Chèque falsifié et charge de la preuve : la banque responsable ? - Décembre 2022

 

Le détective et la preuve

Dans un arrêt du 9 novembre 2022, la chambre commerciale de la Cour de cassation est venue rappeler que s’il incombe à l’émetteur d’un chèque d’établir que celui-ci a été falsifié, il revient néanmoins à la banque tirée, de prouver que celui-ci n'était pas affecté d'une anomalie apparente. Explications.

De longue date, la jurisprudence considère que si la falsification d’un chèque est apparente, et que la banque n’a pas été en mesure de la détecter, elle verra sa responsabilité retenue. Cette solution vaut tant pour la banque présentatrice que pour la banque tirée. Une telle anomalie apparente sera retenue, par exemple, en présence d’un chèque falsifié présentant des traces de grattage, d’effacement ou de maquillage du nom inscrit dans un premier temps sur le titre. En revanche, à défaut d’anomalie apparente, le principe de non-ingérence du banquier doit à nouveau prévaloir.

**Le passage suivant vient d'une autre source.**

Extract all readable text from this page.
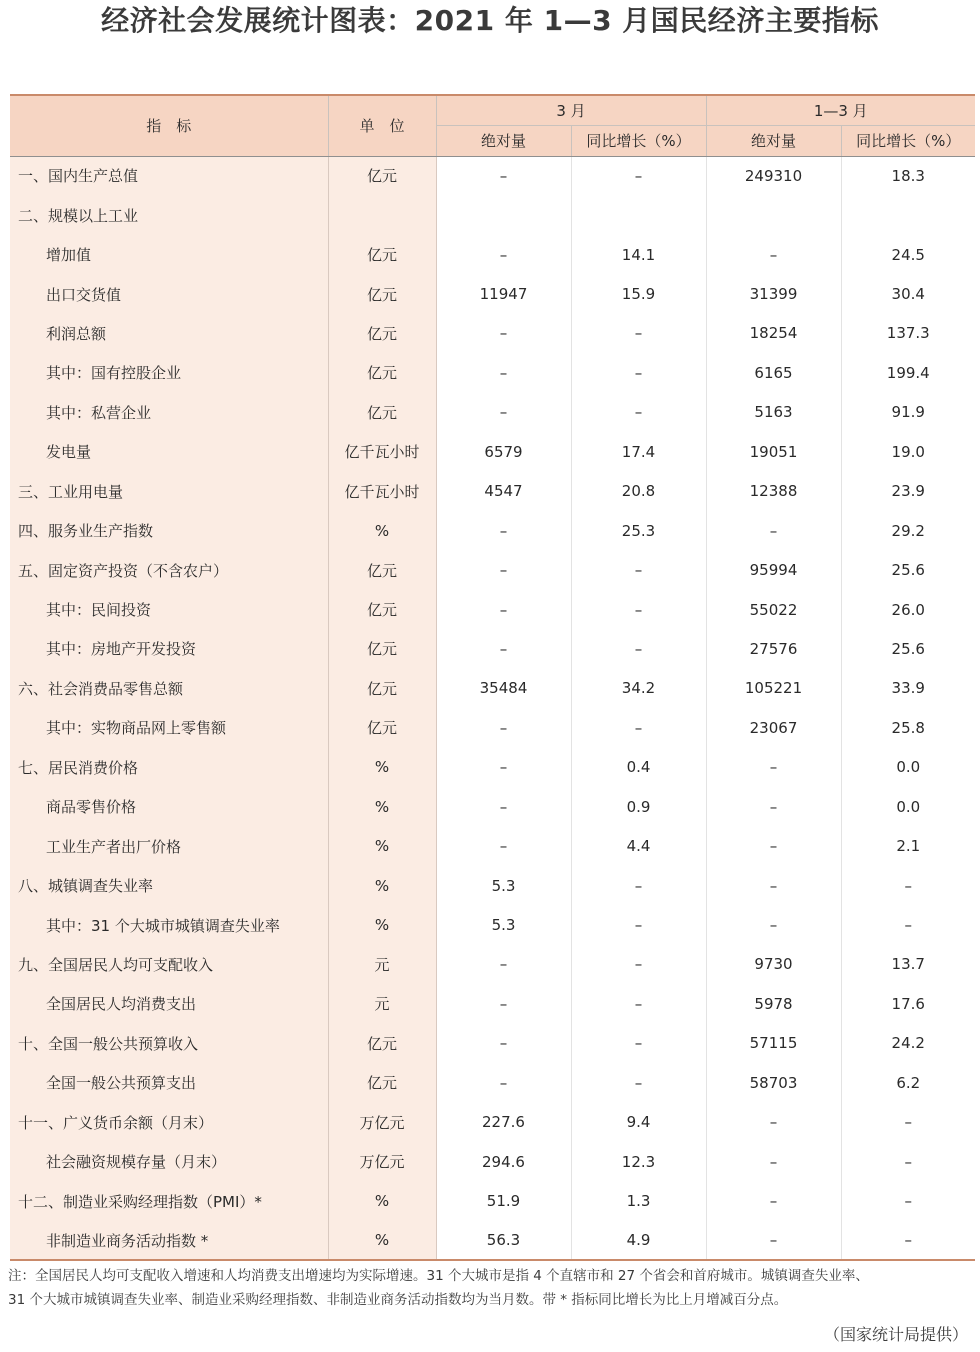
经济社会发展统计图表：2021 年 1—3 月国民经济主要指标
指　标	单　位	3 月		1—3 月	
		绝对量	同比增长（%）	绝对量	同比增长（%）
一、国内生产总值	亿元	–	–	249310	18.3
二、规模以上工业					
增加值	亿元	–	14.1	–	24.5
出口交货值	亿元	11947	15.9	31399	30.4
利润总额	亿元	–	–	18254	137.3
其中：国有控股企业	亿元	–	–	6165	199.4
其中：私营企业	亿元	–	–	5163	91.9
发电量	亿千瓦小时	6579	17.4	19051	19.0
三、工业用电量	亿千瓦小时	4547	20.8	12388	23.9
四、服务业生产指数	%	–	25.3	–	29.2
五、固定资产投资（不含农户）	亿元	–	–	95994	25.6
其中：民间投资	亿元	–	–	55022	26.0
其中：房地产开发投资	亿元	–	–	27576	25.6
六、社会消费品零售总额	亿元	35484	34.2	105221	33.9
其中：实物商品网上零售额	亿元	–	–	23067	25.8
七、居民消费价格	%	–	0.4	–	0.0
商品零售价格	%	–	0.9	–	0.0
工业生产者出厂价格	%	–	4.4	–	2.1
八、城镇调查失业率	%	5.3	–	–	–
其中：31 个大城市城镇调查失业率	%	5.3	–	–	–
九、全国居民人均可支配收入	元	–	–	9730	13.7
全国居民人均消费支出	元	–	–	5978	17.6
十、全国一般公共预算收入	亿元	–	–	57115	24.2
全国一般公共预算支出	亿元	–	–	58703	6.2
十一、广义货币余额（月末）	万亿元	227.6	9.4	–	–
社会融资规模存量（月末）	万亿元	294.6	12.3	–	–
十二、制造业采购经理指数（PMI）*	%	51.9	1.3	–	–
非制造业商务活动指数 *	%	56.3	4.9	–	–

注：全国居民人均可支配收入增速和人均消费支出增速均为实际增速。31 个大城市是指 4 个直辖市和 27 个省会和首府城市。城镇调查失业率、

31 个大城市城镇调查失业率、制造业采购经理指数、非制造业商务活动指数均为当月数。带 * 指标同比增长为比上月增减百分点。

（国家统计局提供）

Dans cette affaire, grâce à la falsification du nom du bénéficiaire, un homme avait encaissé un chèque qui ne lui était pas destiné. L’émetteur du chèque avait alors assigné devant les tribunaux sa banque en réparation du préjudice subi. A l’appui de sa démarche, il soutenait que l’établissement financier avait manqué à son obligation de vigilance lors de l’encaissement du chèque. Il finira par avoir gain de cause. Il appartient en effet à la banque tirée de prouver que le chèque n’était pas affecté d’une anomalie apparente. Or, en l’espèce, la banque avait détruit l’original du chèque et la photocopie qu’elle produisait, de très mauvaise qualité, ne permettait pas de constater l’absence d’anomalie matérielle. C’est dans ce contexte que les Hauts magistrats ont donc considéré que la banque ne rapportait pas la preuve qui lui incombait. En cela, sa responsabilité doit être engagée.

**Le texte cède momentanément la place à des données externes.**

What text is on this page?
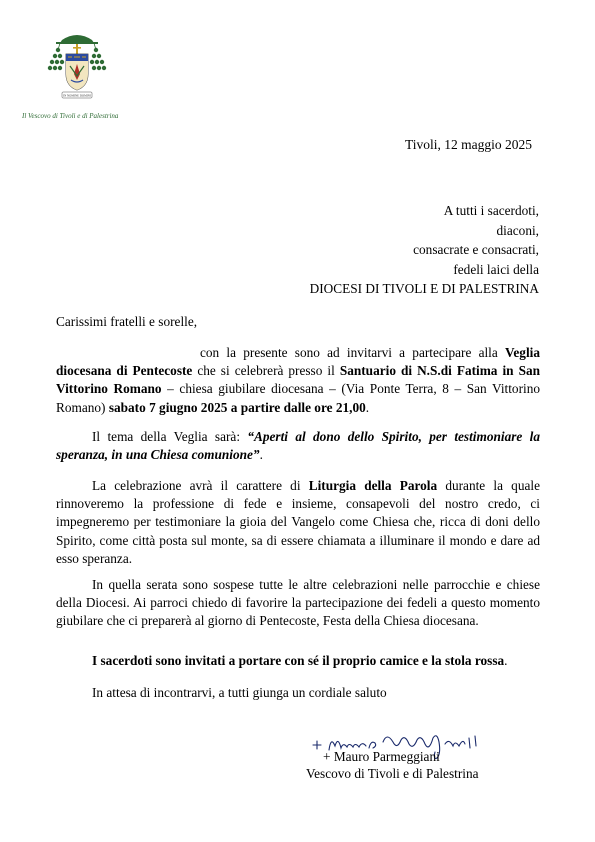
IN NOMINE DOMINI
Il Vescovo di Tivoli e di Palestrina
Tivoli, 12 maggio 2025
A tutti i sacerdoti,
diaconi,
consacrate e consacrati,
fedeli laici della
DIOCESI DI TIVOLI E DI PALESTRINA
Carissimi fratelli e sorelle,
con la presente sono ad invitarvi a partecipare alla Veglia diocesana di Pentecoste che si celebrerà presso il Santuario di N.S.di Fatima in San Vittorino Romano – chiesa giubilare diocesana – (Via Ponte Terra, 8 – San Vittorino Romano) sabato 7 giugno 2025 a partire dalle ore 21,00.
Il tema della Veglia sarà: “Aperti al dono dello Spirito, per testimoniare la speranza, in una Chiesa comunione”.
La celebrazione avrà il carattere di Liturgia della Parola durante la quale rinnoveremo la professione di fede e insieme, consapevoli del nostro credo, ci impegneremo per testimoniare la gioia del Vangelo come Chiesa che, ricca di doni dello Spirito, come città posta sul monte, sa di essere chiamata a illuminare il mondo e dare ad esso speranza.
In quella serata sono sospese tutte le altre celebrazioni nelle parrocchie e chiese della Diocesi. Ai parroci chiedo di favorire la partecipazione dei fedeli a questo momento giubilare che ci preparerà al giorno di Pentecoste, Festa della Chiesa diocesana.
I sacerdoti sono invitati a portare con sé il proprio camice e la stola rossa.
In attesa di incontrarvi, a tutti giunga un cordiale saluto
+ Mauro Parmeggiani
Vescovo di Tivoli e di Palestrina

Cass, com, 9 novembre 2022, pourvoi n° 20-20.031

Focus sur...

Vers une défiscalisation de la pension alimentaire ?

Lorsqu’un couple avec des enfants divorce ou se sépare, la pension alimentaire versée par le parent qui n'a pas la garde du ou des enfants est déductible de son revenu imposable. En contrepartie, l'autre parent déclare ces sommes, tout en bénéficiant des parts fiscales des enfants qu'il a à sa charge.

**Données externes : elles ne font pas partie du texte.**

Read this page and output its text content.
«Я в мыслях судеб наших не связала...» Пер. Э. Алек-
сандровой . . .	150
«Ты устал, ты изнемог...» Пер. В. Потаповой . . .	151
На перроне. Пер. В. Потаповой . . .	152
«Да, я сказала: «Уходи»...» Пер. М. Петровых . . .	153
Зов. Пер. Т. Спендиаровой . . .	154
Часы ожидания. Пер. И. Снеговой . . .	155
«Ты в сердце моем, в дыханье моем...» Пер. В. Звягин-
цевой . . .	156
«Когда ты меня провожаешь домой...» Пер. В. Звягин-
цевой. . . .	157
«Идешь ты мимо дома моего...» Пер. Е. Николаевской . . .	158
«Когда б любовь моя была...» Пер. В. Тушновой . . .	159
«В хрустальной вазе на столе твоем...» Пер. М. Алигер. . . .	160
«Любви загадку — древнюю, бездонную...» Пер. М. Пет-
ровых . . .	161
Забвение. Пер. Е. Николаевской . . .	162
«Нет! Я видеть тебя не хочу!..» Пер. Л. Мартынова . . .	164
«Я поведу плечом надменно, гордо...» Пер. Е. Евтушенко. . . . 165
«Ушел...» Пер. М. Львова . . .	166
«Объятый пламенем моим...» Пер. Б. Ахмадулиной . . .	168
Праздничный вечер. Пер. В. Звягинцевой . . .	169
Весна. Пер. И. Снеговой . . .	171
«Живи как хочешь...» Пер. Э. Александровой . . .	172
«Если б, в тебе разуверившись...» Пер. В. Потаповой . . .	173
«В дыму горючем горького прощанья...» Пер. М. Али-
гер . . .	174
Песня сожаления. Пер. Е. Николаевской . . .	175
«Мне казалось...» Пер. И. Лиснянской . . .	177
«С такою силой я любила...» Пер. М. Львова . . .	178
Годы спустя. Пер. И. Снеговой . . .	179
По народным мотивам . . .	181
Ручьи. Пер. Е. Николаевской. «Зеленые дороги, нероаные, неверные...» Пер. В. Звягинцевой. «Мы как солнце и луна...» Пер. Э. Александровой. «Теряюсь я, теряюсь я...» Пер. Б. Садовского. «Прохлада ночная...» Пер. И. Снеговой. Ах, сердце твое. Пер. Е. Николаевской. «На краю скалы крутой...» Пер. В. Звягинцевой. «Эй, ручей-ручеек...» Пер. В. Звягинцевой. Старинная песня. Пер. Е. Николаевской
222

Une proposition de loi actuellement débattue envisage de modifier ce dispositif en défiscalisant la pension alimentaire. Ainsi, le parent ayant la charge des enfants ne serait plus taxé au titre des sommes qu’il perçoit et, de son côté, l’autre parent ne pourrait plus déduire de ses revenus ces sommes. Cet avantage serait toutefois limité à 4 000 € par enfant et par an, soit un versement d’un peu plus de 300 € par mois et par enfant. Affaire à suivre donc.

Les juges et la preuve

Durée excessive de la procédure pénale

La Cour de cassation est venue rappeler que la durée excessive de la procédure ne suffit pas à elle seule à justifier son annulation. Il appartient toutefois à la juridiction de jugement, chargée d'examiner l'affaire au fond, de prendre en compte les effets du temps qui se sont écoulés, notamment en cas de dépérissement des preuves, susceptibles d'empêcher les parties d'en discuter la valeur et la portée ; en cas de détérioration de l'état de santé du prévenu rendant impossible sa comparution personnelle dans des conditions lui permettant de se défendre ; ou en cas de dépassement du délai raisonnable pour déterminer le choix de la peine.

La Cour confirme ainsi sa jurisprudence par laquelle elle refuse l'annulation de la procédure en raison d'un délai excessif alors que chacun des actes est régulier, ne pas être jugé dans un délai raisonnable n'emportant pas en soi, selon les Hauts magistrats, une atteinte aux droits de la défense.